Vivian was many things. She was described by those who knew her —and no one knew her intimately — as eccentric, reclusive, private, mentally ill, abusive and a probable victim of abuse, a hoarder, a mystery, and an enigma. After her death and the discovery of a mother lode of undeveloped film, slides, personal possessions, 8 and 16 mm movies, cassettes of interviews and personal commentary and ephemera, she is now being exposed following her death as the brilliant street photographer and undiscovered artist she was in life.
From the film’s official website:
“Finding Vivian Maier is the critically acclaimed documentary about a mysterious nanny, who secretly took over 100,000 photographs that were hidden in storage lockers and, discovered decades later, is now among the 20th century’s greatest photographers. Directed by John Maloof and Charlie Siskel, Maier’s strange and riveting life and art are revealed through never before seen photographs, films, and interviews with dozens who thought they knew her.”
“Maier’s massive body of work would come to light when in 2007 her work was discovered at a local thrift auction house on Chicago’s Northwest Side. From there, it would eventually impact the world over and change the life of the man who championed her work and brought it to the public eye, John Maloof.”
“ The story unfolds first as an adventure, later as a mystery, then as near tragedy as the artist kept her work to herself, and finally as something of a triumph, as exhibitions of her work have been selling out throughout the world.” Santa Monica Daily Press
I found her story mesmerizing and the mystery of who she was in life to be like Russian Matryoshka dolls. As soon as John Maloof opened one case or box of Maier’s belongings which held a treasure trove of film, slides and ephemera, there was another one inside. Rather than find more answers, he discovered more questions. The documentary provides us with a sketch of who Vivian Maier was, yet her story, the artist and the woman, is still lost except what we find in her work. Photographers, art critics, and museum and gallery owners describe her photographer’s point of view, her composition and framing, and the subjects she chose to shoot, and we still know little about her.

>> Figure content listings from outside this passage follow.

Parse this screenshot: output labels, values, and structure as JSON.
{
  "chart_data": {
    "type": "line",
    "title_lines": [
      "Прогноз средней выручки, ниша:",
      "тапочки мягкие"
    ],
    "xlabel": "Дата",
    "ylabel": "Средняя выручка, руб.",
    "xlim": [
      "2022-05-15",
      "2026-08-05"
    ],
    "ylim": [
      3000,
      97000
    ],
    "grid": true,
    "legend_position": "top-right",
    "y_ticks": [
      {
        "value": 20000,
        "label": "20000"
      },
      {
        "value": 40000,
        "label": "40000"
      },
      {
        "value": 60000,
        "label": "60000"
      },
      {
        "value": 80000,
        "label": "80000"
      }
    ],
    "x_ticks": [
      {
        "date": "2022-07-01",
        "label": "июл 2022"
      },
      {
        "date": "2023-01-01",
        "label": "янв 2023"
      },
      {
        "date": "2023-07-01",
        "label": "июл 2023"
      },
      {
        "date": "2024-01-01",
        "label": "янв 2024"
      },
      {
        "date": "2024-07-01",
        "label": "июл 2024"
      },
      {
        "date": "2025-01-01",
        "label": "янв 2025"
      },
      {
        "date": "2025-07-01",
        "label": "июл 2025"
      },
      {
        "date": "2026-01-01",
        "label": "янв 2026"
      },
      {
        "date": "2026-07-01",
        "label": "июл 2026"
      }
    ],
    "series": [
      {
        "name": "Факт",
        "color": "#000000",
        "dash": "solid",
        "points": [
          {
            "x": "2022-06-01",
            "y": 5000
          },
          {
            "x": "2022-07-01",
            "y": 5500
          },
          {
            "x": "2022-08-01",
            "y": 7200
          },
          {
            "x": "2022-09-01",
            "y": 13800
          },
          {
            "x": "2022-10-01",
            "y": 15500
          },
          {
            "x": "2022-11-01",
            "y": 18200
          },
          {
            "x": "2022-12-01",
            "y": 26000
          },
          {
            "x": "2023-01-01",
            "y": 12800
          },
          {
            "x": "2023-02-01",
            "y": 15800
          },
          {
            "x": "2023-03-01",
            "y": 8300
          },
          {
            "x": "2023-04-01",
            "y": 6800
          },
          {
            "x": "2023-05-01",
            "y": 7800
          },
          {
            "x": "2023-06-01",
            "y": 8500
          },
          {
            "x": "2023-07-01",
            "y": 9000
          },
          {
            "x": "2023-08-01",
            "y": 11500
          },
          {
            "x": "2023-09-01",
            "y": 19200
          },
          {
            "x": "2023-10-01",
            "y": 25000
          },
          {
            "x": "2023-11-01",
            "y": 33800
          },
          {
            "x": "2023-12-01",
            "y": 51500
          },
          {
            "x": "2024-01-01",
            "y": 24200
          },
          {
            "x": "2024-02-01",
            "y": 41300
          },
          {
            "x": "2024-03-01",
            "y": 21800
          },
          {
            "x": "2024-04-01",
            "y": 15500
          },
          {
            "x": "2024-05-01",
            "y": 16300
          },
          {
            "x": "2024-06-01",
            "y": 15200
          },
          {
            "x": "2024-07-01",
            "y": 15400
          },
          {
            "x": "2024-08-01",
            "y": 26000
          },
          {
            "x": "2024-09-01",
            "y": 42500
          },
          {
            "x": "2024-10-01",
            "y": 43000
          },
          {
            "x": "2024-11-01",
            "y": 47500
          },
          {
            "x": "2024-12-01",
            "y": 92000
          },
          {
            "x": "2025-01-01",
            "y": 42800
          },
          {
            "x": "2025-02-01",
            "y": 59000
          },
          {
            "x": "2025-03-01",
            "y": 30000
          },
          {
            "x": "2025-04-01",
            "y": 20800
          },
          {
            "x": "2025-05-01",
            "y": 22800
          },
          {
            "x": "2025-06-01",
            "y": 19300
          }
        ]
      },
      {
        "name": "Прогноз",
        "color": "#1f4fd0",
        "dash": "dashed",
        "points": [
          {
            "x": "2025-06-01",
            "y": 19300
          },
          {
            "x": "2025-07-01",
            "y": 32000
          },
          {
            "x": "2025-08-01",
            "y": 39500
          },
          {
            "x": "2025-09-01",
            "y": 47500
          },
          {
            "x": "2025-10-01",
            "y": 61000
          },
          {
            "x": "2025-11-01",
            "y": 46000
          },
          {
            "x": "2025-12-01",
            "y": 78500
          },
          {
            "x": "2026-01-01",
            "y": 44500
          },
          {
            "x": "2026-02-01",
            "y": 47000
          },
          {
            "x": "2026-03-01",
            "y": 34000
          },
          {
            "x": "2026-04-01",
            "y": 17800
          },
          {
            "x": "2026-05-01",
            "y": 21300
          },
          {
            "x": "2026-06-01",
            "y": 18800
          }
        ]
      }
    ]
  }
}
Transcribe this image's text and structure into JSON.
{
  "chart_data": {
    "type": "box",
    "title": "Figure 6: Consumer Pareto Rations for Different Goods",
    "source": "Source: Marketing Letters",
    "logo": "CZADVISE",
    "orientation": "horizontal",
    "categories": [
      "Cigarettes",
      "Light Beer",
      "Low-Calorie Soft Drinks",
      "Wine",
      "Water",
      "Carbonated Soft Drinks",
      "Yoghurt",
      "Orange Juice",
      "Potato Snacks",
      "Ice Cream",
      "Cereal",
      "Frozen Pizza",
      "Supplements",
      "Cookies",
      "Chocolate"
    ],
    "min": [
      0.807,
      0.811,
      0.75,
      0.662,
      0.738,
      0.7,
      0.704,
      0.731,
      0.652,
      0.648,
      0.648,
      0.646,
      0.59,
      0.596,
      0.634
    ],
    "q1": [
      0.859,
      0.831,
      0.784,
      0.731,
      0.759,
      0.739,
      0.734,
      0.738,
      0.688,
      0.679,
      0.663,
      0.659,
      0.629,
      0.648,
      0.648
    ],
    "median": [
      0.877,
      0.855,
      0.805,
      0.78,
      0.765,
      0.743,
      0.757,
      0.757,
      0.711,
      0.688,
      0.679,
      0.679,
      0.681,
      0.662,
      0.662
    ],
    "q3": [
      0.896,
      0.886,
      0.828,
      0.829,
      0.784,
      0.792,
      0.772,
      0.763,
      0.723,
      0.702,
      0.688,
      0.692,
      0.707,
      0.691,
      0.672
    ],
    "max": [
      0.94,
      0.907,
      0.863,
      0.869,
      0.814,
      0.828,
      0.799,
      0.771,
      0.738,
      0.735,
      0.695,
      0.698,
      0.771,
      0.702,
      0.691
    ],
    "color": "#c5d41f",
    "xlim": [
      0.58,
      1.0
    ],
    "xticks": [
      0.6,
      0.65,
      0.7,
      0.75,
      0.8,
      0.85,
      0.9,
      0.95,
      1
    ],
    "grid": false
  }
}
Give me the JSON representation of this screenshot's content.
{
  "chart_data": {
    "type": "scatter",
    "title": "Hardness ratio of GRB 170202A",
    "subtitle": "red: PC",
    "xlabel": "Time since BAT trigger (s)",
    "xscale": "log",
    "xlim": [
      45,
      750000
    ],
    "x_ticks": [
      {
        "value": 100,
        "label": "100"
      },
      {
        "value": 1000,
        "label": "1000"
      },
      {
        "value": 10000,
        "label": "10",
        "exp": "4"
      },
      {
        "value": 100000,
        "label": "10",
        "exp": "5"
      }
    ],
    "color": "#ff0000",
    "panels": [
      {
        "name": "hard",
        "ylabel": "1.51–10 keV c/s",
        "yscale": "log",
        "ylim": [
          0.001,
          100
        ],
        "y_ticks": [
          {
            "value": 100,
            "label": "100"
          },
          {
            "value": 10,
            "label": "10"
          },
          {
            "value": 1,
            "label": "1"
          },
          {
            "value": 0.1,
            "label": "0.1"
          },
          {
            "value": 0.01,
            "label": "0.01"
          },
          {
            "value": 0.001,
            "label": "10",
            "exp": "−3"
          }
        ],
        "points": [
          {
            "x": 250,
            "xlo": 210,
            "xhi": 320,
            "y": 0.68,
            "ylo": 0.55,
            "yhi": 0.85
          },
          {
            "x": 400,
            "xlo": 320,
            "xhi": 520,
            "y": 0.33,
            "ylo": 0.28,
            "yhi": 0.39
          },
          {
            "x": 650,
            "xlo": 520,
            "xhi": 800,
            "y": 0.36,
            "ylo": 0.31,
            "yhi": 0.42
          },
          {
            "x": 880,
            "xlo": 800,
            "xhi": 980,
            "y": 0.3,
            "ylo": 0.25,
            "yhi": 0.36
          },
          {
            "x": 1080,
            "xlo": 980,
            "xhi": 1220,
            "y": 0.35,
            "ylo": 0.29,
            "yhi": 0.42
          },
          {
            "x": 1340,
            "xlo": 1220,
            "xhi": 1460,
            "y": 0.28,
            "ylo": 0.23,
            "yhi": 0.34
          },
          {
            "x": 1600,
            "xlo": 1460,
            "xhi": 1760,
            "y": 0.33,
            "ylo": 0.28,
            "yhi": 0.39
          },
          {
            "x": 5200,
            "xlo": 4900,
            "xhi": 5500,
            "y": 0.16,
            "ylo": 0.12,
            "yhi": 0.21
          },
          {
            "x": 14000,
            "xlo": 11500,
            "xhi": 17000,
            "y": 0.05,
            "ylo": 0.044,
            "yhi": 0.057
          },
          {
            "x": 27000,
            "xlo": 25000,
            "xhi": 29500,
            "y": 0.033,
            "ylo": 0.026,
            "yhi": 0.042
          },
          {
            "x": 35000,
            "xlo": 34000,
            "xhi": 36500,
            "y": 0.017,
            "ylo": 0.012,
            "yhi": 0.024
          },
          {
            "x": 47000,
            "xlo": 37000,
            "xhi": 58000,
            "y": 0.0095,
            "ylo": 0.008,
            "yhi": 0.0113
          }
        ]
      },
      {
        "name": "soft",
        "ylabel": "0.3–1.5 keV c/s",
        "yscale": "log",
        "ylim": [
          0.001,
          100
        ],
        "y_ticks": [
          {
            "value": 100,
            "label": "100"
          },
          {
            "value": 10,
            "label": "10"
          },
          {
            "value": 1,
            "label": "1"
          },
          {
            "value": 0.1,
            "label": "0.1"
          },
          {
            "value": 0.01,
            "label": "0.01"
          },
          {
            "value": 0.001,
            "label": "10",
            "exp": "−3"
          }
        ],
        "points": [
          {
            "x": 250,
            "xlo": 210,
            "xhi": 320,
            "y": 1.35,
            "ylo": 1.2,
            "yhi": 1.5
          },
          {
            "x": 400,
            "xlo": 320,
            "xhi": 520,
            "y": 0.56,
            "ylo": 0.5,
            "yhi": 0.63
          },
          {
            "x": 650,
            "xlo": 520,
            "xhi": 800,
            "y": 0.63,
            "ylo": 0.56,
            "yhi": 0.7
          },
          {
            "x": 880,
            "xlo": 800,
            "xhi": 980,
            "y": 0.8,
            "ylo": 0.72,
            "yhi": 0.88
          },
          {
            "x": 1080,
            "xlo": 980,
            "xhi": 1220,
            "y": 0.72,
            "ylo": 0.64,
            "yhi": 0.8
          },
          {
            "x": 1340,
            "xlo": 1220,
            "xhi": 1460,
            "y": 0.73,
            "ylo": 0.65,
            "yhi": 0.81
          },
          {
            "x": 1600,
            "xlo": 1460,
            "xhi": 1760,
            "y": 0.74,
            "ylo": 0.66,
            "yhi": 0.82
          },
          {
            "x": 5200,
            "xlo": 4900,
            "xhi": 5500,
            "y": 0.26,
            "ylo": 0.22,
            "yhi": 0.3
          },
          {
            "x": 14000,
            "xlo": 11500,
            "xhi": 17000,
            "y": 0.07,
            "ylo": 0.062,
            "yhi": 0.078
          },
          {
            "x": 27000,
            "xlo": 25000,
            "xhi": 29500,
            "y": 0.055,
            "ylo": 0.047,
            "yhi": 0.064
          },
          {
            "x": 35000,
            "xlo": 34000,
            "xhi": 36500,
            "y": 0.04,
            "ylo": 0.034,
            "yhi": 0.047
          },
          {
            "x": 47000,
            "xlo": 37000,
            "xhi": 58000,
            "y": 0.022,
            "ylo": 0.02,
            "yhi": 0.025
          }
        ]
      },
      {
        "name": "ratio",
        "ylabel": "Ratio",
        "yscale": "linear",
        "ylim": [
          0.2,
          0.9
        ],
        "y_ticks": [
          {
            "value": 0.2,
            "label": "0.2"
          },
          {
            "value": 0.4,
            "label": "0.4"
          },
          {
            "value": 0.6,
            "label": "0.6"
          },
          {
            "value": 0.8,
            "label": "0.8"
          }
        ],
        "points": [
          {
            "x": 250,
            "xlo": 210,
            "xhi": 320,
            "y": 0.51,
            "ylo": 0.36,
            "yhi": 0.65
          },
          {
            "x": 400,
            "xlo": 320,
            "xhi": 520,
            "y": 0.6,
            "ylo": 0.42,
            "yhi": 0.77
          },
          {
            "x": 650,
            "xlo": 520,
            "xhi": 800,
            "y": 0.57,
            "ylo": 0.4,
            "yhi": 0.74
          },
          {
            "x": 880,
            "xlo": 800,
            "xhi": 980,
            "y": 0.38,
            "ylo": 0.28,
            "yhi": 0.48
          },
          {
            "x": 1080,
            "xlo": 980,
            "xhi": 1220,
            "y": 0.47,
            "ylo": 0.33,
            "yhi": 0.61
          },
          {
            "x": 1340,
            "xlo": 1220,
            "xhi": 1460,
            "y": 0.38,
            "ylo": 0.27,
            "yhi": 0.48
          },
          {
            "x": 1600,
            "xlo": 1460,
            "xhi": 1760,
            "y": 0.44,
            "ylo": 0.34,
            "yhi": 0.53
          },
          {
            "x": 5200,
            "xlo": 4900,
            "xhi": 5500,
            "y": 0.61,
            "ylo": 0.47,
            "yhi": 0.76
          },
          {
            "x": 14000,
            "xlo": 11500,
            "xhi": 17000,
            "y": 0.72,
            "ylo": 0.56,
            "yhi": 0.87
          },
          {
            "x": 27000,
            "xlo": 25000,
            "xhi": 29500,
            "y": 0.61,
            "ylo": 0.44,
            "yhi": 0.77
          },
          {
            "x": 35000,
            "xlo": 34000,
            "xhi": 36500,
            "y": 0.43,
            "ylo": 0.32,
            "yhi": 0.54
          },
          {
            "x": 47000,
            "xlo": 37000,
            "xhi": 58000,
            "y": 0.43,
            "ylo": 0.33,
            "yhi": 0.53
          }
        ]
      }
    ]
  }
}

The families she lived with tell part of her story, yet even those people who identified as her friend, knew little about her personal life, her desires, aspirations and motivations, her relatives and family of origin, where she was born, was it the States or Europe, was she French or American?
Vivian took many self-portraits, yet rather than reveal anything, many were simply the interplay of shadows and light, of reflection and mirrors of her image returning to her. The film and her story, as told through her photographs and the people she encountered in life and those who discovered her in death, reminds me how some people do hide in plain sight, live eccentric lives of quiet reclusiveness, yet encounter and interact with the world through their art, and in Vivian’s case, through the viewfinder.
Finding Vivian Maier is a must see documentary. More importantly, her photographs are worthy of exposure and she recognition for the artist she was. The tragedy is that we will never know the artist, or the woman. Her story remains untold. Though we found Vivian Maier’s work, we’ve lost the person.